Перефразируя Цицерона, Екатерина II мечтала с помощью Вольтера преодолеть смерть и льстила себе упоительной надеждой, что память о ней переживет ее на века. Эта надежда могла смягчить ужасный парадокс уникальной личности, обреченной неминуемо упокоиться в обезличивающей всех могиле. Выражая такую озабоченность потенциальным вердиктом потомства, Екатерина отражала систему ценностей тех, кого она более прочих уважала как интеллектуалов, Вольтера в первую очередь. Другие государственные деятели этого периода разделяли те же ценности. К примеру, на другом конце Европы Георг III, обращаясь к лорду Бьюту [22] , таким образом сформулировал несбывшуюся мечту реформировать правительство: чтобы, «когда мы оба умрем, память о нас уважали и почитали до скончания веков» {97} . Точно так же лорд Норт [23] , почуяв приближение смерти, «очень тревожился о своем характере и славе: ему хотелось бы знать, как он выглядит и будет выглядеть в глазах людей после смерти» {98} . По ту сторону океана мы находим Джона Адамса [24] в крайнем волнении из-за грядущего приговора потомков: он опасался, что его противники Бенджамин Франклин и Томас Джефферсон присвоят его заслуги и сопутствующее им бессмертие, которое он считал принадлежащим себе по праву {99} . [25] Этот феномен не ограничивается рамками дореволюционной эпохи: французские революционеры, такие как Робеспьер, прислушивавшийся к той же римской республиканской традиции, что и Екатерина, были весьма чувствительны к мнению потомков {100} .

22

Бьют (Bute) Джон Стюарт (1713–1792) — английский государственный деятель, премьер-министр (1762–1763). — Примеч. науч. ред.

23

Норт Фредерик (1732–1792), лорд, граф Гилфорд с 1790 г., премьер-министр Великобритании в 1770–1782 гг., затем министр внутренних дел в кабинете Чарлза Джеймса Фокса. — Примеч. науч. ред.

24

Адамс Джон (John Adams) (1735–1826) — американский дипломат, второй президент Соединенных Штатов (1797–1801); в 1774–1777 гг. — член Континентального конгресса; в 1777 г. сменил Сайласа Дина (см. о нем примеч. на с. 497) в качестве члена дипломатической миссии в Париже; в 1780–1782 гг. находился в Гааге, где добился признания Соединенных Штатов Нидерландами и заключения торгового договора; участвовал в переговорах о мире с Великобританией и заключении Версальского мирного договора 1783 г. — Примеч. науч. ред.

25

Екатерина II, разумеется, принадлежала к тому же поколению, что и Адамс. Оба были крайне озабочены тем, как их изображали современные им писатели: см. реакцию Екатерины на произведения Жан- Шарля Лаво и Клода Карломана де Рюльера и воздействие на Джона Адамса, среди прочих, труда Мёрси Отис.

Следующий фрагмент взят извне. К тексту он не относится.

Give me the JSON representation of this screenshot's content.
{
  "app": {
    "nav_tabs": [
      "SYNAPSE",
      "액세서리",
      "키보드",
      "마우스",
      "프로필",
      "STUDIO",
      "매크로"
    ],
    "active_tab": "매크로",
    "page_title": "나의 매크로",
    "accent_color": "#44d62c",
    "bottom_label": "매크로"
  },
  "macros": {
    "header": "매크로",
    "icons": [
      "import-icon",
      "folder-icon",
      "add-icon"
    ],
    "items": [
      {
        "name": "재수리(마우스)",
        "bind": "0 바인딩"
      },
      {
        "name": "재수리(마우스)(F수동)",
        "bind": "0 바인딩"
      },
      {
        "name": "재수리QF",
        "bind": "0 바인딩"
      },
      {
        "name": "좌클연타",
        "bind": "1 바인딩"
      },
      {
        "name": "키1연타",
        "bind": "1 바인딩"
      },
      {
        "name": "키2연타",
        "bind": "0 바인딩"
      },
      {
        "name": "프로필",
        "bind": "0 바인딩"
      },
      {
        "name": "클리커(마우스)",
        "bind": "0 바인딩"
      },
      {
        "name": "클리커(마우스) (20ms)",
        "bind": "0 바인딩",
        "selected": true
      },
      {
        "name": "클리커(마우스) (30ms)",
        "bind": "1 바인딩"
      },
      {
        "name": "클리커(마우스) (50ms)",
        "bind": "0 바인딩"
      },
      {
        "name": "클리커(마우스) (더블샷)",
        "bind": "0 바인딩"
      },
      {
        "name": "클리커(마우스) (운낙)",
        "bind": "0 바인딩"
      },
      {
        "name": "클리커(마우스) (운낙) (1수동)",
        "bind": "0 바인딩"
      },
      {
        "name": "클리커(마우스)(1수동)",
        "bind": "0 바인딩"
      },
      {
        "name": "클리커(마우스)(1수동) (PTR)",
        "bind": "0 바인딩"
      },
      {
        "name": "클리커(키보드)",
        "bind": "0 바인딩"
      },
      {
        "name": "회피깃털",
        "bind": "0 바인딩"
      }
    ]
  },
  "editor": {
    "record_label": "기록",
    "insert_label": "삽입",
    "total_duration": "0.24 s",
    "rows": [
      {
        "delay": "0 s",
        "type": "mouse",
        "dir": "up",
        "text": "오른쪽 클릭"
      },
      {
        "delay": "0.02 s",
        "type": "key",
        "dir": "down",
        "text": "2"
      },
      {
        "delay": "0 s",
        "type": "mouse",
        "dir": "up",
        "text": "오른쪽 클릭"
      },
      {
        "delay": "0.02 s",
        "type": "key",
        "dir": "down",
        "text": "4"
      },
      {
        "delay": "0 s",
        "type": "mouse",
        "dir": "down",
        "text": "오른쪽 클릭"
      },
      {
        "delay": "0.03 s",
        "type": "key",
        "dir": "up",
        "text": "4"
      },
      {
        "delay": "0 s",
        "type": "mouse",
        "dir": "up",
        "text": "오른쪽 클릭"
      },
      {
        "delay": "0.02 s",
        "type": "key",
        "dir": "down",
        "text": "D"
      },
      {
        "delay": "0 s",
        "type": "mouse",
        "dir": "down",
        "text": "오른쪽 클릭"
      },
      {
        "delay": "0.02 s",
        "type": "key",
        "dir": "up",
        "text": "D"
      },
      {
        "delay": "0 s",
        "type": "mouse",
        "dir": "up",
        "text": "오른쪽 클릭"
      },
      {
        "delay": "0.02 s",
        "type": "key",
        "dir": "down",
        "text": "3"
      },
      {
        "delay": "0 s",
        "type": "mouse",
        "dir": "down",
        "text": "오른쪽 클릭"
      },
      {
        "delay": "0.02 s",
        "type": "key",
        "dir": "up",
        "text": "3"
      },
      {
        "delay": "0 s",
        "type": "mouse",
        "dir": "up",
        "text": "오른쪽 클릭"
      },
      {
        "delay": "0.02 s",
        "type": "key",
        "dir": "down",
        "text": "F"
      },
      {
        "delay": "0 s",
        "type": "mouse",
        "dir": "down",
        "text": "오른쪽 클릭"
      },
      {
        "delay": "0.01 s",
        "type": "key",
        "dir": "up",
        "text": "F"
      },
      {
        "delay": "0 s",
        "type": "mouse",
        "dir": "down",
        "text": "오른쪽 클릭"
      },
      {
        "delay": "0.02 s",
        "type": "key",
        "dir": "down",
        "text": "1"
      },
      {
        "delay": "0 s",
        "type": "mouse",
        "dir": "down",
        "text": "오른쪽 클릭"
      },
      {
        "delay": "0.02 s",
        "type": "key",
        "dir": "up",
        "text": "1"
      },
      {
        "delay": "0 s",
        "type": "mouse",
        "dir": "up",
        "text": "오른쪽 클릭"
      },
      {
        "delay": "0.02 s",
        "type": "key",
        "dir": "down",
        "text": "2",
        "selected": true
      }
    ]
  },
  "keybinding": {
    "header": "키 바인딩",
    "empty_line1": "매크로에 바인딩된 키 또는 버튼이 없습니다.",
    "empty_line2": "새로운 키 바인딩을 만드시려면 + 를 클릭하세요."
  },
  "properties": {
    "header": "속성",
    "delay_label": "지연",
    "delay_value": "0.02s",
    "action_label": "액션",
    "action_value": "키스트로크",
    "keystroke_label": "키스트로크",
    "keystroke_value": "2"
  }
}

Чувствительность к приговору грядущих поколений, как можно заключить из приведенного выше списка, особенно велика у тех, кто не может найти утешения в формальных рамках религии. Именно так обстояло дело и с российской императрицей. Несмотря на то что проникнуть в религиозные чувства монарха может быть затруднительно, особенно если этот монарх одновременно является главой государственной церкви и его публичные обязанности затмевают его частные верования, кажется вполне очевидным, что Екатерина считала религию прежде всего инструментом общественного воспитания. Ее собственный переход в православие прошел безболезненно именно потому, что для нее, как и для Генриха IV, церковная догма значила мало. Решив не настраивать против себя православную церковь, как это сделал ее муж, Екатерина скрупулезно соблюдала все обряды. Но ее настоящее отношение ко всему, связанному с религией, пожалуй, лучше всего отразилось в нелицеприятном отзыве о Москве: «Кроме того, никогда народ не имел перед глазами больше предметов фанатизма, как чудотворные иконы на каждом шагу, церкви, попы, монастыри, богомольцы, нищие, воры, бесполезные слуги в домах…»{101} Другое свидетельство принадлежит князю Щербатову, жаловавшемуся на то, что императрица, «упоенна безрассмысленным чтением новых писателей, закон христианский (хотя довольно набожной быть притворяется) ни за что почитает»{102}. Несмотря на типичную для Щербатова резкость суждения, вполне вероятно, что оно отражало истинное положение дел: императрица была если не агностиком, то уж наверняка деистом{103}.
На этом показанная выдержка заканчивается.